Like cooking Ragu-sauced spaghetti is an easy way to feed a family, creating an Alteryx spaghetti workflow is easy to do, too.
What is an Alteryx spaghetti workflow?
I’m frequently asked to look over other people’s Alteryx workflows, and it feels like looking at a bowl of spaghetti. The connector lines go every which way, tools are placed haphazardly on the Canvas, and I have to start clicking on tools to try to see what they are contributing to the data flow.
I find these workflows disorganized and difficult to understand. It takes time to figure out what is going on, how data is being processed, and where certain changes are being made. This spaghetti system is a far cry from easy-to-understand analytics that Alteryx can deliver.
But why is this important and what is the alternative?
I came to Alteryx from coding data ETL and analytical processes in Python. There is a saying by the founder of Python, Guido van Rossum: “Code is read much more often than it is written.”
Even though we are dragging and dropping in Alteryx, that quote still holds true. If I can’t follow your workflow logic, I’m going to have a harder time understanding what the workflow is accomplishing and how it is accomplishing its task. If I need to make changes, taking the time to try to understand the flow is going to increase my time and frustration making those changes.
I believe in clean, clear, beautiful Alteryx workflows. If I take the spaghetti workflow above and clean it up, just look at the end result. The spaghetti bowl is now organized into a delicious presentation.
So, how did I go about cleaning up the spaghetti?
And how do I develop my own workflows for readability? Here are three ideas I use for a more readable Alteryx workflow:
Idea 1. Designing based on horizontal main-flow lines
Idea 2. Grouping into containers and sub-containers
Idea 3. Using custom notations for tools
Let’s look at each of these.
Idea 1. Designing based on horizontal flow lines
Western reading is based on the tradition of left-to-right and top-to-bottom eye movement. Given our trained reading habits, it makes sense to design our workflows with that pattern. To replicate the reading eye movement, put the data inputs at the top left to quickly see where the workflow is starting. From there, readers can read from left to right to see how the data workflow proceeds. Aligning the tools and connectors with this thought is the first thing I work on.
As the first step, I align the tools based on primary, secondary, and tertiary contributions. The primary flow involves the main data set or data sets and the primary outputs. The secondary are enrichment data sources that add information to the main data flow, such as lookup tables. Secondary outputs may also exist for different purposes. Tertiary inputs and outputs I usually think of as temporary data checks.

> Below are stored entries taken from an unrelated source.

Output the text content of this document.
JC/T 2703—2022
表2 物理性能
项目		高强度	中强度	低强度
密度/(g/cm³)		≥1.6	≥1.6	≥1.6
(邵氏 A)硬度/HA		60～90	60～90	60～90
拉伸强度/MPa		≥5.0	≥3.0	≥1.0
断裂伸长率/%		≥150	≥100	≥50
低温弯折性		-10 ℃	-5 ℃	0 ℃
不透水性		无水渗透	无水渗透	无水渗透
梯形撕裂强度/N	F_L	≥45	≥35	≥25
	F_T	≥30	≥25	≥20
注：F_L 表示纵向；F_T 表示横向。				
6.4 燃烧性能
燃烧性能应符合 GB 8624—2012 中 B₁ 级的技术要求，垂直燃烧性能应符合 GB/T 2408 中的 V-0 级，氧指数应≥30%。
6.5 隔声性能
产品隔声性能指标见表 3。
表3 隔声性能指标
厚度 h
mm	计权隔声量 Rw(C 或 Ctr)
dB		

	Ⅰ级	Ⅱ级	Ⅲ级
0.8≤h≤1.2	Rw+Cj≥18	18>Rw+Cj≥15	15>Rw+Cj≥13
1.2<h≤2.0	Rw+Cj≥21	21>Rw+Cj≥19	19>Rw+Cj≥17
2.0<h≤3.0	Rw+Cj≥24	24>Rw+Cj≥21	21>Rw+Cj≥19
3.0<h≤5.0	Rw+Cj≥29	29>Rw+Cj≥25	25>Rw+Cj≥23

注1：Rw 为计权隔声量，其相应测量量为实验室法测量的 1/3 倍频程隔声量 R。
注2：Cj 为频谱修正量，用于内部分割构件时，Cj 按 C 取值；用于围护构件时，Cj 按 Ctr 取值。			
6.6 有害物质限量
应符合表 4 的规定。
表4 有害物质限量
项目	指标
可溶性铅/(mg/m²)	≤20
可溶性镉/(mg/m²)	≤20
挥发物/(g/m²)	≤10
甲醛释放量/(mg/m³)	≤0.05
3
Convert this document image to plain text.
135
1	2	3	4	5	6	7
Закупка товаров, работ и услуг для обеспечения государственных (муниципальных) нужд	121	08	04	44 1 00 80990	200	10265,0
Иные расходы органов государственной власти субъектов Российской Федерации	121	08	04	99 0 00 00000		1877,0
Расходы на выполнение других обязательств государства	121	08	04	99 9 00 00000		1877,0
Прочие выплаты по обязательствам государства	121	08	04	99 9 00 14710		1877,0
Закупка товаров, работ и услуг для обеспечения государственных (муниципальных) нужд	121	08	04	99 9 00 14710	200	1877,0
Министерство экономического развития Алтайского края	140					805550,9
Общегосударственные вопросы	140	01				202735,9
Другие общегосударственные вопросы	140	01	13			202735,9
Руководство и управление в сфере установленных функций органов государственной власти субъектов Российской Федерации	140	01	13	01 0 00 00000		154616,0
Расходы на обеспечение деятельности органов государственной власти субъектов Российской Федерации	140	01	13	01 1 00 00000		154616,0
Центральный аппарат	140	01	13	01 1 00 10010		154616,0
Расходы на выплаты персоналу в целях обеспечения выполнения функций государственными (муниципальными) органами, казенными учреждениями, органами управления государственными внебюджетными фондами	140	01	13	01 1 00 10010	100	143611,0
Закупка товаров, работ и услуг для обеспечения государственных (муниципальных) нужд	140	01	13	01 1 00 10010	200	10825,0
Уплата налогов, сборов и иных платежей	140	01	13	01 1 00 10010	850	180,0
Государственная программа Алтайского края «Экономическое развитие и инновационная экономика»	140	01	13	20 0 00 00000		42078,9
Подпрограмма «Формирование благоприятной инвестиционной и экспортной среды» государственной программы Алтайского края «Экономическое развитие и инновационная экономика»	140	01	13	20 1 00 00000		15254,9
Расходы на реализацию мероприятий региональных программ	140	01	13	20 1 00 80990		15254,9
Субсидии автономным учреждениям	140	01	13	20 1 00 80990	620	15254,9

Taking this one step results in this design.
As a side note, this step often helps me find ways to reduce the number of tools used and any logic problems or duplication of steps happening in the workflow.
And this leads us into idea 2, grouping into containers and sub-containers.

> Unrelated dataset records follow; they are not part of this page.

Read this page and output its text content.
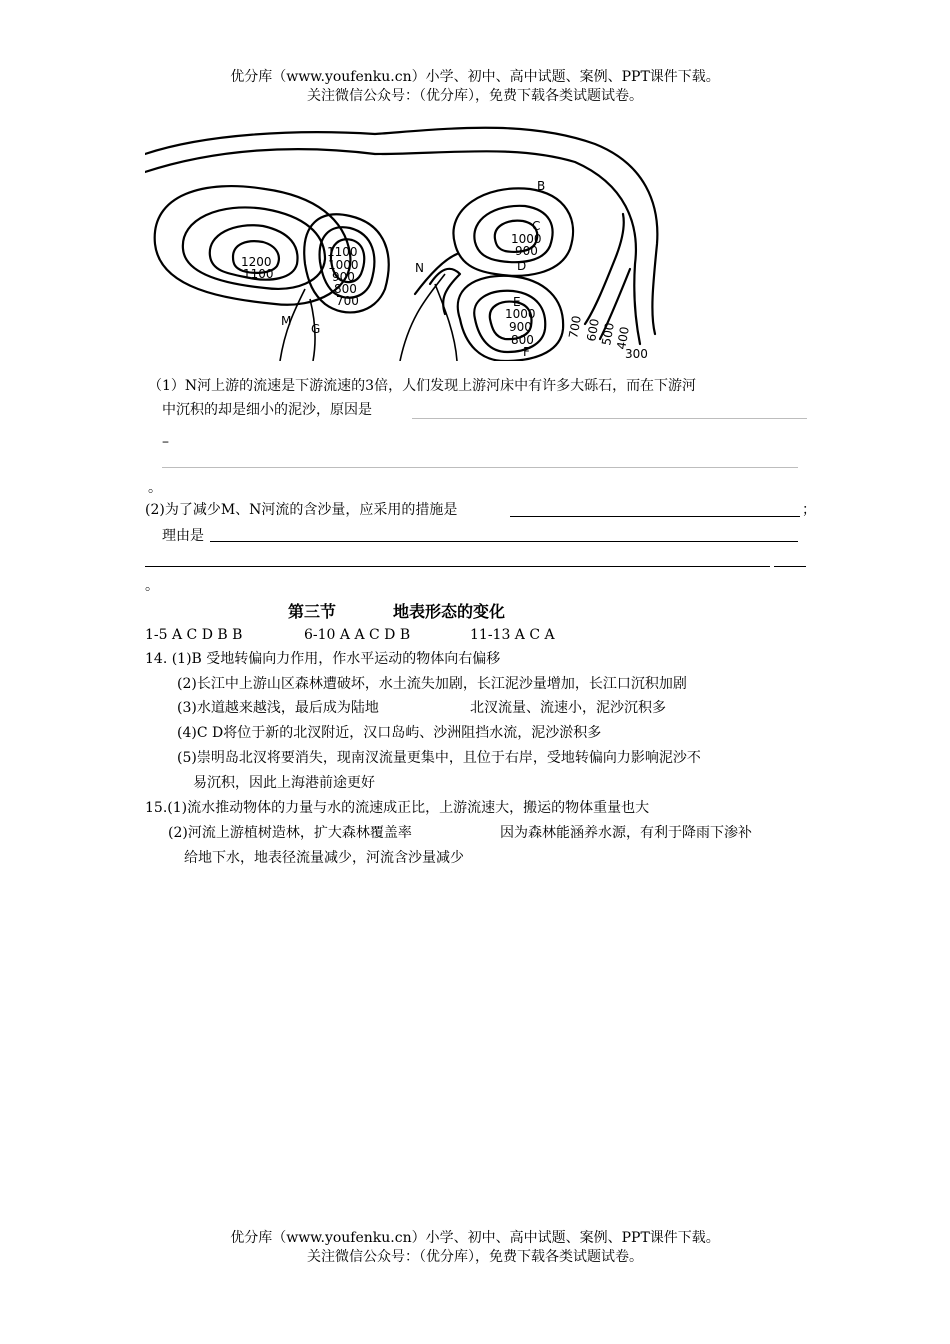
优分库（www.youfenku.cn）小学、初中、高中试题、案例、PPT课件下载。
关注微信公众号：（优分库），免费下载各类试题试卷。
1200
1100
1100
1000
900
800
700
B
C
1000
900
D
N
E
1000
900
800
F
M
G	700 600
500
400
300
（1）N河上游的流速是下游流速的3倍，人们发现上游河床中有许多大砾石，而在下游河
中沉积的却是细小的泥沙，原因是
–
。
(2)为了减少M、N河流的含沙量，应采用的措施是	；
理由是
。
第三节	地表形态的变化
1-5 A C D B B	6-10 A A C D B	11-13 A C A
14. (1)B 受地转偏向力作用，作水平运动的物体向右偏移
(2)长江中上游山区森林遭破坏，水土流失加剧，长江泥沙量增加，长江口沉积加剧
(3)水道越来越浅，最后成为陆地	北汊流量、流速小，泥沙沉积多
(4)C D将位于新的北汊附近，汉口岛屿、沙洲阻挡水流，泥沙淤积多
(5)崇明岛北汊将要消失，现南汊流量更集中，且位于右岸，受地转偏向力影响泥沙不
易沉积，因此上海港前途更好
15.(1)流水推动物体的力量与水的流速成正比，上游流速大，搬运的物体重量也大
(2)河流上游植树造林，扩大森林覆盖率	因为森林能涵养水源，有利于降雨下渗补
给地下水，地表径流量减少，河流含沙量减少
优分库（www.youfenku.cn）小学、初中、高中试题、案例、PPT课件下载。
关注微信公众号：（优分库），免费下载各类试题试卷。
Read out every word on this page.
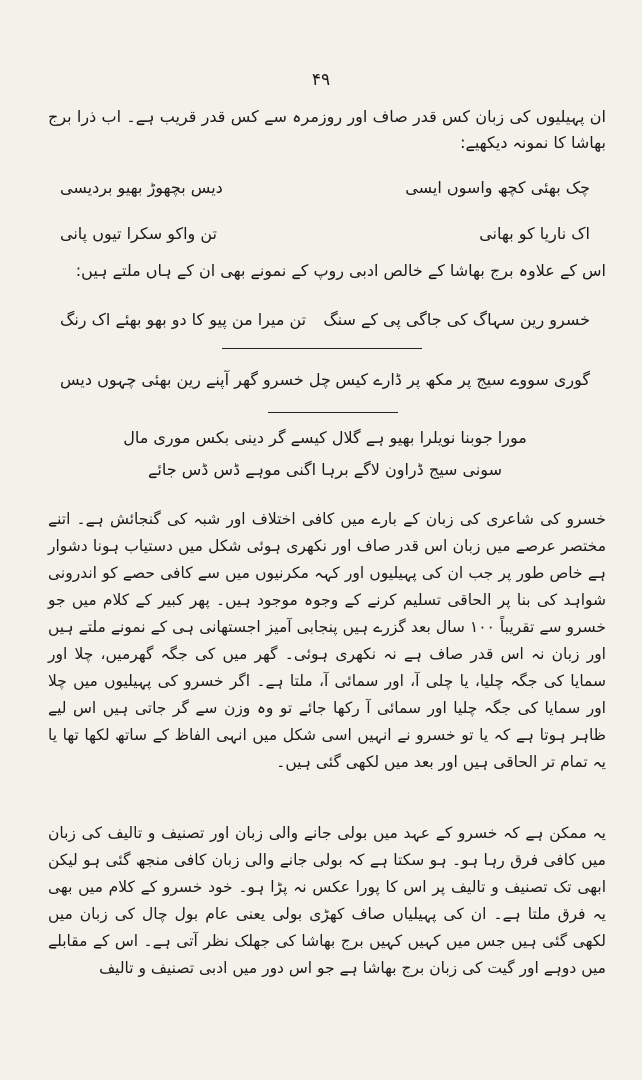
۴۹

ان پہیلیوں کی زبان کس قدر صاف اور روزمرہ سے کس قدر قریب ہے۔ اب ذرا برج بھاشا کا نمونہ دیکھیے:

چک بھئی کچھ واسوں ایسی
دیس بچھوڑ بھیو بردیسی
اک ناریا کو بھانی
تن واکو سکرا تیوں پانی

اس کے علاوہ برج بھاشا کے خالص ادبی روپ کے نمونے بھی ان کے ہاں ملتے ہیں:

خسرو رین سہاگ کی جاگی پی کے سنگ
تن میرا من پیو کا دو بھو بھئے اک رنگ
گوری سووے سیج پر مکھ پر ڈارے کیس
چل خسرو گھر آپنے رین بھئی چہوں دیس
مورا جوبنا نویلرا بھیو ہے گلال کیسے گر دینی بکس موری مال
سونی سیج ڈراون لاگے برہا اگنی موہے ڈس ڈس جائے

خسرو کی شاعری کی زبان کے بارے میں کافی اختلاف اور شبہ کی گنجائش ہے۔ اتنے مختصر عرصے میں زبان اس قدر صاف اور نکھری ہوئی شکل میں دستیاب ہونا دشوار ہے خاص طور پر جب ان کی پہیلیوں اور کہہ مکرنیوں میں سے کافی حصے کو اندرونی شواہد کی بنا پر الحاقی تسلیم کرنے کے وجوہ موجود ہیں۔ پھر کبیر کے کلام میں جو خسرو سے تقریباً ۱۰۰ سال بعد گزرے ہیں پنجابی آمیز اجستھانی ہی کے نمونے ملتے ہیں اور زبان نہ اس قدر صاف ہے نہ نکھری ہوئی۔ گھر میں کی جگہ گھرمیں، چلا اور سمایا کی جگہ چلیا، یا چلی آ، اور سمائی آ، ملتا ہے۔ اگر خسرو کی پہیلیوں میں چلا اور سمایا کی جگہ چلیا اور سمائی آ رکھا جائے تو وہ وزن سے گر جاتی ہیں اس لیے ظاہر ہوتا ہے کہ یا تو خسرو نے انہیں اسی شکل میں انہی الفاظ کے ساتھ لکھا تھا یا یہ تمام تر الحاقی ہیں اور بعد میں لکھی گئی ہیں۔

یہ ممکن ہے کہ خسرو کے عہد میں بولی جانے والی زبان اور تصنیف و تالیف کی زبان میں کافی فرق رہا ہو۔ ہو سکتا ہے کہ بولی جانے والی زبان کافی منجھ گئی ہو لیکن ابھی تک تصنیف و تالیف پر اس کا پورا عکس نہ پڑا ہو۔ خود خسرو کے کلام میں بھی یہ فرق ملتا ہے۔ ان کی پہیلیاں صاف کھڑی بولی یعنی عام بول چال کی زبان میں لکھی گئی ہیں جس میں کہیں کہیں برج بھاشا کی جھلک نظر آتی ہے۔ اس کے مقابلے میں دوہے اور گیت کی زبان برج بھاشا ہے جو اس دور میں ادبی تصنیف و تالیف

Idea 2. Grouping into containers and sub-containers
There is a reason books are broken up into chapters, paragraphs, and sentences. It facilitates reading. We can use that same idea by breaking the workflow into functional groupings inside containers. A person reading through the workflow can get a quick overview of the individual sections of the process, like chapters. More sub-containers can be added to break the workflow into smaller groups, such as paragraphs.
Applying containers to the spaghetti workflow results into this design. Containers are colored here by inputs, outputs, spatial analyses and transformations, and non-spatial transformations. I may use smaller containers within these larger containers to further chunk up the logic for ease of understanding.
But what about the sentences?
Idea 3. Using custom notations for tools
Now that the reader is tracking through the inputs to transformation sections to outputs, we can make following the flow even easier by using notations. Notate each tool as to how it fits into the transformation. Sentence-by-sentence, the reader can follow the flow.
Notice what this accomplishes. As we move left-to-write with the workflow flow lines, we group the tools into functional chapters in containers, and with good notation, we know what each of the tools is contributing to the data process. If we want the details, we can click on the tool to see how it’s accomplishing its task.
I’ll be honest. Notation is not my favorite thing. To help, I have a cheat sheet to get me started, such as:
Filter: “Remove” + record description OR “Retain” + record description; Examples: Remove blank records, Retain records with data, Retain records with [animal] = “Cat”
Summarize: Brief description of what is achieved by summary; Examples: Remove duplicates, Calculate number of facilities by state
And that creates our final workflow.
Which brings us to timing…
Should you do this as you are developing the workflow, or after?
Actually neither. For me, it’s a continual process as the workflow is developed and refined. Input and output tools are pretty solid from the beginning, but other containers may not become clear until after the workflow is 50-75% developed. Also, as development takes place, tools may be more logically grouped throughout the process or even after the workflow is completed. Because notation isn’t my favorite thing, I put in notation as soon as the tool is configured and working properly.
My mom’s spaghetti was quick, easy, and did its job…
But it wouldn’t pass in a professional kitchen. As data professionals, let’s move beyond boiling dry noodles and a jar of Ragu spaghetti sauce. Let’s create Alteryx workflows worthy of Michelin star restaurants.
Summary
Alteryx workflows may or may not be more often read and edited than created. But it is a good practice to make workflows easy to read and follow.
By using the three ideas of designing based on horizontal main-flow lines, grouping tools into containers and sub-containers, and using custom notations for tools we can make Alteryx workflows much easier to read and edit later.
These ideas borrow from how readers approach a document by reading left-to-right and dividing the book into chapters, paragraphs, and sentences.
The creation and refinement of each of these ideas takes place from the very beginning of workflow creation, through development refinement, to considerations after the workflow is complete.
How can you apply these three ideas to your workflows?